While making a cup of coffee earlier, a co-worker asked me what we are doing at the weekend. I laughed, and she frowned.
“Well, in comparison to your frame of reference, we don’t really have a weekend at all”
“You must do somethings you want to do”
“Not really. Football tomorrow. Swimming on Sunday. Washing clothes. Ironing. Washing up. Tidying up. Maybe take the kids swimming on Sunday if we can fit it in.”
“But that’s fun, right?”
“Two of us, three children, and two of them can’t swim yet. You can’t watch all of them all the time. You never get a moment to rest.”
She carried on making her lunch, and I carried on making my coffee.
“Can you remember what it was like before you had the children? Do you miss it?”
I had to admit that I did miss some parts of it - the lazy weekends, and the weekdday evenings where you get home from work and that’s it- the evening is your own. No Guides, Brownies, PTA meetings, teachers to see, children to fetch from friend’s houses, mounds of washing up to clear, washing to put through the washing machine, wreckage to pick up from all over the house…
While thinking about how our life revolves around the children, with their interests almost always being put ahead of our own, I started thinking about what would have happened to the children if they had never been pulled from their birth family by social workers.
Where would they be now ?What would they be doing ? What would have happened to them ?

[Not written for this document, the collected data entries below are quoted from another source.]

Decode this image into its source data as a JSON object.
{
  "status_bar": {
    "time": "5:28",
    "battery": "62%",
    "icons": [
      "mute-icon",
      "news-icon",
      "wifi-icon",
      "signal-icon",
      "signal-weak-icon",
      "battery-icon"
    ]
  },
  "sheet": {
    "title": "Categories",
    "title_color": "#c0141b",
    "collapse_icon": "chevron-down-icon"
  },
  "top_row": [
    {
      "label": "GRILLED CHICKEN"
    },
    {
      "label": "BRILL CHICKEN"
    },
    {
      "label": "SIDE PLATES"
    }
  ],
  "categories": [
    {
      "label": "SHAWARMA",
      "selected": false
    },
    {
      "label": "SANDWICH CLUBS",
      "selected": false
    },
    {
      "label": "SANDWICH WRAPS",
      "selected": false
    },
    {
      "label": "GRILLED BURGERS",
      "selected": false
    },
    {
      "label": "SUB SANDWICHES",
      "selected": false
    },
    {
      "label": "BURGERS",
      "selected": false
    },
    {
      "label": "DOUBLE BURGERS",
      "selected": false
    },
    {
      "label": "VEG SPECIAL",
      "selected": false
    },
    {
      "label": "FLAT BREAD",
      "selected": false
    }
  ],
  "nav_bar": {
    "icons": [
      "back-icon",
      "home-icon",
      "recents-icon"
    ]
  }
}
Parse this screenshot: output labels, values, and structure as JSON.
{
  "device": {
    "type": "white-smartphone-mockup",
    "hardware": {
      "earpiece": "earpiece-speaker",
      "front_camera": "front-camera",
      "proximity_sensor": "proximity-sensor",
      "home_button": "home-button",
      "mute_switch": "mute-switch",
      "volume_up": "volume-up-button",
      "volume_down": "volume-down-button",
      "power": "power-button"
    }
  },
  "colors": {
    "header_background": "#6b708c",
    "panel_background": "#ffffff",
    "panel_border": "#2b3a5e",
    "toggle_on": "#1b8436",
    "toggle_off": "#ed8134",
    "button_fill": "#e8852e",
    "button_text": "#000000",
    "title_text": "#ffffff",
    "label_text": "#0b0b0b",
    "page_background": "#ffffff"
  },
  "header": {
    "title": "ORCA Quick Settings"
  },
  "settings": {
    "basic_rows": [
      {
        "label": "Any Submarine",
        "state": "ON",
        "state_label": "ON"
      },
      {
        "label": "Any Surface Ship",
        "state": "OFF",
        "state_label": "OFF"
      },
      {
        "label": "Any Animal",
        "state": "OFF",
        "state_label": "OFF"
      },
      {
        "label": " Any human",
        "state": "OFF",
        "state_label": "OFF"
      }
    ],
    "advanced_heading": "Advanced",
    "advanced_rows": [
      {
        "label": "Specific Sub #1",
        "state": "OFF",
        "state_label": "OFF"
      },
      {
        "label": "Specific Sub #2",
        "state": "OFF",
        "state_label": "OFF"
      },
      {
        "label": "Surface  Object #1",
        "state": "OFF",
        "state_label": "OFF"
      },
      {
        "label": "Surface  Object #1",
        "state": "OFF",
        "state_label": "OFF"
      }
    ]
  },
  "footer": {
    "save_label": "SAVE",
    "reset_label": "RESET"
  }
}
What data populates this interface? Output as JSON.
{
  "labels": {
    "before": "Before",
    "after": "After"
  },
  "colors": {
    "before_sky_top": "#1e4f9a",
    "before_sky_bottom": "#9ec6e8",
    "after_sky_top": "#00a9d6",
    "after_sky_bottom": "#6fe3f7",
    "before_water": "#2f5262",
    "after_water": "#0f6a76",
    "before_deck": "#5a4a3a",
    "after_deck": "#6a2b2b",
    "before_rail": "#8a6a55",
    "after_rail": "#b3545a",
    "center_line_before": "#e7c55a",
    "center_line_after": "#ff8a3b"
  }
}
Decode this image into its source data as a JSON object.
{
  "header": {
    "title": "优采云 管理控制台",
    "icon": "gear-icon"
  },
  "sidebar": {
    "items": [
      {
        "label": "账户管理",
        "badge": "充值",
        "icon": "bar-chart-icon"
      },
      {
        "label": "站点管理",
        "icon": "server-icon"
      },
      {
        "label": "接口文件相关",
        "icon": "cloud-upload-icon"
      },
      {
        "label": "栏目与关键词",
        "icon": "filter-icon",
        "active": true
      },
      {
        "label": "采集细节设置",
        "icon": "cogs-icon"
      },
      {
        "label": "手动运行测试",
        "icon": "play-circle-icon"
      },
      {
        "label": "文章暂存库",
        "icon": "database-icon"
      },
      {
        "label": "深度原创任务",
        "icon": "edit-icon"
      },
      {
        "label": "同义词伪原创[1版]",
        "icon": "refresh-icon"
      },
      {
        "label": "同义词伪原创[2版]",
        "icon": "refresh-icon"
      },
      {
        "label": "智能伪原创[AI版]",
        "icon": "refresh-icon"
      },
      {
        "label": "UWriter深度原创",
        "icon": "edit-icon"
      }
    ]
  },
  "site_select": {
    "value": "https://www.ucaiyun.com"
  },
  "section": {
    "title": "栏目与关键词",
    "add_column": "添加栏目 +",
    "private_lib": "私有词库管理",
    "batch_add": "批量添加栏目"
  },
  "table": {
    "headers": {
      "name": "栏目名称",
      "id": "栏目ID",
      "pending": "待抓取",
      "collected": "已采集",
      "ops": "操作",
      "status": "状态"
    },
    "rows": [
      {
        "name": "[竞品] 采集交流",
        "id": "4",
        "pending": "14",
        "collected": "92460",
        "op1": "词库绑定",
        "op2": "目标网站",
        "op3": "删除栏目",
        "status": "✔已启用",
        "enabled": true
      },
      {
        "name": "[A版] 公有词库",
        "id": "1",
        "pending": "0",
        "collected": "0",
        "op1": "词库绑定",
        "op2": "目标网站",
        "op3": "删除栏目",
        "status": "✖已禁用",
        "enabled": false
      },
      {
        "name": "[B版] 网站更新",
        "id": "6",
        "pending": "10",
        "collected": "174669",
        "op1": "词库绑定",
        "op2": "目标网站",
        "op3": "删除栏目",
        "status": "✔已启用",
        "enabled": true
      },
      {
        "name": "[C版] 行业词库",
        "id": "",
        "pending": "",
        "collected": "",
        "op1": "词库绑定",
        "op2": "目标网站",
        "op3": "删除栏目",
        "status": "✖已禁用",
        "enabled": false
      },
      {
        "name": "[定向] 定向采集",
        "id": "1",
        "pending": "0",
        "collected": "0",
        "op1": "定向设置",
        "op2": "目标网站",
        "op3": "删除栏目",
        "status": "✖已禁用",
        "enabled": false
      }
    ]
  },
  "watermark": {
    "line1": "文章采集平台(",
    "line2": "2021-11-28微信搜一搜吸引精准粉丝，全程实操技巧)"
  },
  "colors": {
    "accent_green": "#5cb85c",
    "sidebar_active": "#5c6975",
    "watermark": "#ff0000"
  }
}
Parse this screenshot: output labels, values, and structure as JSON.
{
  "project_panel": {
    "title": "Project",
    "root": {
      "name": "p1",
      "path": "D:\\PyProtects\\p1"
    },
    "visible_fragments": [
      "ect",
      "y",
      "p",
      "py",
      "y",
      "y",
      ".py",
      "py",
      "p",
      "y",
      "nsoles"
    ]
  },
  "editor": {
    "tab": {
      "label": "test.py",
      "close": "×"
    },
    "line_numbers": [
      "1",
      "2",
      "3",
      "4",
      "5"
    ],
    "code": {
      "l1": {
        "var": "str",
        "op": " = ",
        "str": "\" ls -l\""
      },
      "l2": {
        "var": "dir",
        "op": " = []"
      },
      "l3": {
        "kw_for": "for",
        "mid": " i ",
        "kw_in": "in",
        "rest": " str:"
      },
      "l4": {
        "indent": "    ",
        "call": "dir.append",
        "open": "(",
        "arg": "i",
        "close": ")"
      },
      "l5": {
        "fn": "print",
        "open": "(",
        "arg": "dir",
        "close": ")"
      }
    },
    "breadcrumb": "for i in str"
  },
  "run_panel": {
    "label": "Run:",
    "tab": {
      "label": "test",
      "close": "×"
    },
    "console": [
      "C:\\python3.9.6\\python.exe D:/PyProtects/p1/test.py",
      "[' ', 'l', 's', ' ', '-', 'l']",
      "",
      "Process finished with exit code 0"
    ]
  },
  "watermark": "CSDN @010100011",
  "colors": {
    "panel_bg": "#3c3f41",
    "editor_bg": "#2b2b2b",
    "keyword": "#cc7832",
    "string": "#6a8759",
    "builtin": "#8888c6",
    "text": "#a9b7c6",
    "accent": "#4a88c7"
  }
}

It feels awful to say it - knowing that so many other children live the life that our children found themselves in every day - but the thought of where they might be nowscaredme. Knowing their story, and knowing the issues they have - particularly our youngest - I don’t really want to go there.
I guess it hit home this week when I realised I wouldn’t be spending the proceeds of freelance work on myself; I would be paying for swimming lessons for all of the children. Yet again sacrificing a new TV, or a new computer, or a video game machine, or some other such “stuff” in order to give the kids something far more useful.